Done with rows, now focus on columns
:
In the cases below each of the columns
and labels are expected, but the number of rows is not. I expect 2 rows in each case.
What am I missing?
A[B, .(A.id = A$id), on=.(id), nomatch=NULL]
# A.id
# <num>
# 1: 1
# 2: 2
# 3: 3
A[B, .(B$id), on=.(id), nomatch=NULL]#
# V1
# <num>
# 1: 1
# 2: 2
# 3: 4
A[B, .(A.id = A$id, B.id= B$id, A.x_val = A$x_val, B$y_val), on=.(id), nomatch=NULL]
# A.id B.id A.x_val V4
# <num> <num> <char> <char>
# 1: 1 1 x1 y1
# 2: 2 2 x2 y2
# 3: 3 4 x3 y3
CodePudding user response:
To select columns while merging two data.table
s (like you are doing), you should not use a dollar symbol. You can prefix the names of the columns in A and B (in the merge of the A[B]
) by x.
and i.
respectively (see below).
What you're missing is that, in your examples, you are selecting the columns in the original dataset (which has 3 rows) and not in the (inner)joined dataset which has 2 rows.

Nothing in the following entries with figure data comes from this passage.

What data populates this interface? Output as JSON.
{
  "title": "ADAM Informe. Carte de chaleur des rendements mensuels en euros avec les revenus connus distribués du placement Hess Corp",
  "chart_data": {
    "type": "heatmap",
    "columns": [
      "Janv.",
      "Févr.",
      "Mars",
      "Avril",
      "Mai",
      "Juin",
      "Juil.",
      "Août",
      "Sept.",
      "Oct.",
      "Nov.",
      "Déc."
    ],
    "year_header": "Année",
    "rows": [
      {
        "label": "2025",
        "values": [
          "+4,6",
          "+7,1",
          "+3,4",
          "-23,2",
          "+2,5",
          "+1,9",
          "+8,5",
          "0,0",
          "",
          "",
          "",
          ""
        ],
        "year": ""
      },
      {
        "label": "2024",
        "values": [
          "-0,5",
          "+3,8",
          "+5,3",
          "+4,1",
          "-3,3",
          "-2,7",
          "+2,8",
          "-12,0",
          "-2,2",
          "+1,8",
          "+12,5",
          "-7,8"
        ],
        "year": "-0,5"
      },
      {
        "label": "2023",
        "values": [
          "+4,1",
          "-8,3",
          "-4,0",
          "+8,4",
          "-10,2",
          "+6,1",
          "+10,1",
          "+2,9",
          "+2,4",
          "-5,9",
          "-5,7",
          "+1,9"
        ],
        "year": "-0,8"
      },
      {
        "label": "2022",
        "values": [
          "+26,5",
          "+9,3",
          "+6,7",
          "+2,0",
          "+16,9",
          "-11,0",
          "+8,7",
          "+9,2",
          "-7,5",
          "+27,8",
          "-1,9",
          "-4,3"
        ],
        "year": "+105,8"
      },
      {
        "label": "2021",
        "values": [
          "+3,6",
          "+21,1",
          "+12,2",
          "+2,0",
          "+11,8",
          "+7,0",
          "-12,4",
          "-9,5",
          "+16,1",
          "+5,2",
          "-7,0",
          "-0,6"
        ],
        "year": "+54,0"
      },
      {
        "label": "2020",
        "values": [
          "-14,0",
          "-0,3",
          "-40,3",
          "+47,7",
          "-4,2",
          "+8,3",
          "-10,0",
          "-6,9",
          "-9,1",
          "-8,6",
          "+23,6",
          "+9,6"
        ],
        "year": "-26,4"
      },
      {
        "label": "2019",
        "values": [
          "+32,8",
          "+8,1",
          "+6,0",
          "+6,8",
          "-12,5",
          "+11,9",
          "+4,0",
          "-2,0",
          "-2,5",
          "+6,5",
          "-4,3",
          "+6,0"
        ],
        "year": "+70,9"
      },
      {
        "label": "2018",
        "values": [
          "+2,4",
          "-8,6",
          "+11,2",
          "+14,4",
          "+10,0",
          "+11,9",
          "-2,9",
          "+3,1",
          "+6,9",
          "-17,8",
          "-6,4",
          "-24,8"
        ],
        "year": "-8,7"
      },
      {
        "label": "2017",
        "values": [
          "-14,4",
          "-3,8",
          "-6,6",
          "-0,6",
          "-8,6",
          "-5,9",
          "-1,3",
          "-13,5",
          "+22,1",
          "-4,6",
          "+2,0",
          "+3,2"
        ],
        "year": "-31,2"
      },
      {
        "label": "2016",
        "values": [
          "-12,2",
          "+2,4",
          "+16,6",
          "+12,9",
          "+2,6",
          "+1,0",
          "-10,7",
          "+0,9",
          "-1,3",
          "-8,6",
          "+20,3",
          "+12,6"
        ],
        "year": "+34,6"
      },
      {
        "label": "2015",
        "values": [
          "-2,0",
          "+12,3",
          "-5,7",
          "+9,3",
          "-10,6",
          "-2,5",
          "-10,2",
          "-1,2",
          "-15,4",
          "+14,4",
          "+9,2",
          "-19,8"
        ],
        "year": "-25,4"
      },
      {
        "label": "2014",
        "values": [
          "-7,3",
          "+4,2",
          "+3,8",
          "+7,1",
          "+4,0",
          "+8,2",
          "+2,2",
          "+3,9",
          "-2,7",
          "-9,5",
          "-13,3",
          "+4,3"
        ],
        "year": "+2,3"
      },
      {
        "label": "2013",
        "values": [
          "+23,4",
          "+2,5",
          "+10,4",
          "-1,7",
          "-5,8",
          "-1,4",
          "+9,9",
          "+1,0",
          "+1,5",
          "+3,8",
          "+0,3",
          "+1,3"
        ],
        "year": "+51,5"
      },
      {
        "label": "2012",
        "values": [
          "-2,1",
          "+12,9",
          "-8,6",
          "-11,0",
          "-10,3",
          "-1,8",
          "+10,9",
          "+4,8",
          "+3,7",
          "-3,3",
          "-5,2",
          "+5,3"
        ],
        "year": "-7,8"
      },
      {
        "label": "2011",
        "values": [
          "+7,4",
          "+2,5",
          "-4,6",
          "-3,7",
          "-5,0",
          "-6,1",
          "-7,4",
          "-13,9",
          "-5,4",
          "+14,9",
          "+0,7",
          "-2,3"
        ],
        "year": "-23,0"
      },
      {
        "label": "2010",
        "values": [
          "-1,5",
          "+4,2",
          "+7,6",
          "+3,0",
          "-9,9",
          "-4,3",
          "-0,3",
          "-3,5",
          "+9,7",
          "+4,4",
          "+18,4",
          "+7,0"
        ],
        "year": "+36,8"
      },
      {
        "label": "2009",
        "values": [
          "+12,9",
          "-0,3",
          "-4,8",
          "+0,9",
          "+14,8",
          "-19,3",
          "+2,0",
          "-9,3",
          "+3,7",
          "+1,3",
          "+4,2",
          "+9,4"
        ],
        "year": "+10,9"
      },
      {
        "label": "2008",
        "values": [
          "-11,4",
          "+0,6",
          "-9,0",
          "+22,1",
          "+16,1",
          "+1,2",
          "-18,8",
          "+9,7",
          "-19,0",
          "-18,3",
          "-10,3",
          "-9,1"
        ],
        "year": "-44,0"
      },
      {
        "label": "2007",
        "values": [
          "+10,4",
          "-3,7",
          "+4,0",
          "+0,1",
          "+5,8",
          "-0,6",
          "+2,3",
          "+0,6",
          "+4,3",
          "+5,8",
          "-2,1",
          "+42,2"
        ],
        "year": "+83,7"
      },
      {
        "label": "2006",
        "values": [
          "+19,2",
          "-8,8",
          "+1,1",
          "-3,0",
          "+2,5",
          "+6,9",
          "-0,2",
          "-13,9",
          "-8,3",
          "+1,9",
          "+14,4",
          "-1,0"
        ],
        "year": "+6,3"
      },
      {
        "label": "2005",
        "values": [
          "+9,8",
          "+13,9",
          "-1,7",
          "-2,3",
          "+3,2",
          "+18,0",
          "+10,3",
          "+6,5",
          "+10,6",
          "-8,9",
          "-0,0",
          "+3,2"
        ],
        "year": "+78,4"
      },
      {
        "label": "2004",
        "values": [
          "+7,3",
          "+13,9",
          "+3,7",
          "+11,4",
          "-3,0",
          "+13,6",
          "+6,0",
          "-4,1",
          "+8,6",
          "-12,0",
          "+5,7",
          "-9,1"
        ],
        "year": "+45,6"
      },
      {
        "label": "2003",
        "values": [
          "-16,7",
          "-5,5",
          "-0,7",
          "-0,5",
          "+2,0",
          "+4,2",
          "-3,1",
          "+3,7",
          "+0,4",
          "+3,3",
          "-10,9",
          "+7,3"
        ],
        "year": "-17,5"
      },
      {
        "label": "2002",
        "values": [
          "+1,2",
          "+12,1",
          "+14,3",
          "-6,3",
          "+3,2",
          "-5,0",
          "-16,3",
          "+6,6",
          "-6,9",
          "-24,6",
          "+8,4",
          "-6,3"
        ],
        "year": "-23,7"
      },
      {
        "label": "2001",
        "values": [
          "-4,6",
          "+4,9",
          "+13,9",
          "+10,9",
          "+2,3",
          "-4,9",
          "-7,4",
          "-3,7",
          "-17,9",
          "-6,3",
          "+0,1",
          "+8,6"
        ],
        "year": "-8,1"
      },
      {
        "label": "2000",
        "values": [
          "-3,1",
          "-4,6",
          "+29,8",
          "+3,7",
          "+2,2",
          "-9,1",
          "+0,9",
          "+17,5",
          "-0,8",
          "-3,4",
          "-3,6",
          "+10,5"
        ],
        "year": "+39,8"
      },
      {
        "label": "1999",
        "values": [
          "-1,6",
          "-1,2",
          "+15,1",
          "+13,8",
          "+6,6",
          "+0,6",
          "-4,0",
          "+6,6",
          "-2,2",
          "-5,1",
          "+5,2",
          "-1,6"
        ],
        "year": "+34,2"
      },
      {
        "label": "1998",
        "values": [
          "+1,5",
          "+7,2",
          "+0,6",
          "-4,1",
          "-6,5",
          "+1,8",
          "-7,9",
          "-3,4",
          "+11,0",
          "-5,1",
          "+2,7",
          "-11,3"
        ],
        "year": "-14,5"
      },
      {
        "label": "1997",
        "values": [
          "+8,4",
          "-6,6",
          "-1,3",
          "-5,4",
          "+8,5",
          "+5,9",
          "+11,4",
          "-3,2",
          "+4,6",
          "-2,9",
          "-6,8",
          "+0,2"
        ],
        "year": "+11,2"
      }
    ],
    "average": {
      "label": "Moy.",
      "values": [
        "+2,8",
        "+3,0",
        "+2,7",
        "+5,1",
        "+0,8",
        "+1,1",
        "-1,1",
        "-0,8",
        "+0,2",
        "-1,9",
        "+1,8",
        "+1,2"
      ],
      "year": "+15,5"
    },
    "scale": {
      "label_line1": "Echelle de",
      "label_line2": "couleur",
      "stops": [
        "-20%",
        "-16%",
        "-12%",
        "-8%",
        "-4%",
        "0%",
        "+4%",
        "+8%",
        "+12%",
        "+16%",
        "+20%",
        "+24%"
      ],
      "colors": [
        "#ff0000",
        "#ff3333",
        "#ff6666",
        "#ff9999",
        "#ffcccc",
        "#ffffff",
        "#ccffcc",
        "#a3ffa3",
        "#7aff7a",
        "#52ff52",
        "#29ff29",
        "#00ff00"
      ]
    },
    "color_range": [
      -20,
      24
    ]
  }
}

A[B, .(A.id = x.id), on=.(id), nomatch=NULL] # prefixing id with x. select id from A
# A.id
# 1: 1
# 2: 2
A[B, .(i.id), on=.(id), nomatch=NULL] # prefixing id with i. select id from B
# i.id
# 1: 1
# 2: 2
A[B, .(A.id = x.id, B.id= i.id, A.x_val = x.x_val, i.y_val), on=.(id), nomatch=NULL]
# A.id B.id A.x_val i.y_val
# 1: 1 1 x1 y1
# 2: 2 2 x2 y2